Recently, massive progress in RL has been made using richer 'deep' function approximation schemes for which convergence guarantees are not typically available. Indeed excellent theoretical work has been provided for e.g. asynchronous dynamic programming, but these provide no convergence guarantees when using nonlinear function approximators, therefore empirical studies are the best current tool for understanding stability.

Training neural network controllers using reinforcement learning has been considered to be prone to instabilities. We presented a simple framework in which variants of four RL algorithms were able to successfully train neural networks without the use of experience replay (which was used by DQN to stabilize Q-learning with neural nets). We believe that showing how a wide variety of methods like Q-learning, SARSA, and actor-critic can be used to train neural networks is a significant contribution that will open many possibilities for future research.

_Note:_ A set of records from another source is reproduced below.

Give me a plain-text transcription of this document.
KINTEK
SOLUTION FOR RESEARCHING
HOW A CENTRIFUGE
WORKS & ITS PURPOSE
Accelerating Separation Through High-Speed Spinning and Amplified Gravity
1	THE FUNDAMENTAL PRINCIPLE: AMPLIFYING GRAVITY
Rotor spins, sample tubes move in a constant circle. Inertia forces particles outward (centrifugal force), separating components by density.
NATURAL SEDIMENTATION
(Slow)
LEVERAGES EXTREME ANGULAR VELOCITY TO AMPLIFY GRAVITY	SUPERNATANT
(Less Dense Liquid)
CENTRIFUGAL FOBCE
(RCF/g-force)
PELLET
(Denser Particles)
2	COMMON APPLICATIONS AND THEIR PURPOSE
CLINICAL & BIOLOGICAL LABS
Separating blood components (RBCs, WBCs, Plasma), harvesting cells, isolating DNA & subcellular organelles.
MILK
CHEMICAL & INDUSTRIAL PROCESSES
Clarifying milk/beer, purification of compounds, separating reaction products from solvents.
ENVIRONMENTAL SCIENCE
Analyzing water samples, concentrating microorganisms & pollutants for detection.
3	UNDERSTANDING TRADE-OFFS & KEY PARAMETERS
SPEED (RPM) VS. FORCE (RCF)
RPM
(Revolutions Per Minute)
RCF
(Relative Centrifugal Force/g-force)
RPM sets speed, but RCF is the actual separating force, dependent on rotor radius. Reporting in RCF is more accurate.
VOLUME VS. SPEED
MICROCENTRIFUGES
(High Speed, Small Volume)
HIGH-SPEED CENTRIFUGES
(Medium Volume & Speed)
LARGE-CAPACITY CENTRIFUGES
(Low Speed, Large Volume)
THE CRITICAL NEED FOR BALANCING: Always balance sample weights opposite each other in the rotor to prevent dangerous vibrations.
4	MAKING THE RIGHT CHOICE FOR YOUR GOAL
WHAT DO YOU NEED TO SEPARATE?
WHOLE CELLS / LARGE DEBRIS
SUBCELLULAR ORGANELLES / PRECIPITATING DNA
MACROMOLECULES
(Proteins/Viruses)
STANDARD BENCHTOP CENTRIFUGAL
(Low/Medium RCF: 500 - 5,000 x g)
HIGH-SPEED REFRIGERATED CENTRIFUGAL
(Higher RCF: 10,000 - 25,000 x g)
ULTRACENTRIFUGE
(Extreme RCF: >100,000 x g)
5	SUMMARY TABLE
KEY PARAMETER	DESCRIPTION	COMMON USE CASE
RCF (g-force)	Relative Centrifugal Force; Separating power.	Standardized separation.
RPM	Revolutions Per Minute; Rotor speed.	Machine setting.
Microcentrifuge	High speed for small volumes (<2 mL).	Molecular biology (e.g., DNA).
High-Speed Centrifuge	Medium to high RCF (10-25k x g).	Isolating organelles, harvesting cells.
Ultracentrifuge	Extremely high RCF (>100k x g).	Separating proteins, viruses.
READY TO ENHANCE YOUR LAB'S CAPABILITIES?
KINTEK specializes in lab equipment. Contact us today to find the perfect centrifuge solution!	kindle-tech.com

Our results are far from mixed. All four methods scaled roughly linearly or superlinearly with the number of parallel actor learners and all four methods were stable. The best of the methods achieved state of the art results on the Atari domain using a single machine without a GPU and half the training time of the previous state of the art.

Assigned reviewer 5:
It’s certainly true that some problems require models that can’t fit on a single machine and we believe that many of our findings will transfer directly to the massively distributed setting used by Gorila. Nevertheless, the single machine setting used in this paper can be used to train relatively large models since it easily scaled up to challenging problems like 3D maze navigation with convolutional LSTM networks. Moreover, we believe it is very important to consider different algorithms as we did in this work (Q-learning, SARSA, A3C) before committing to a large scale implementation.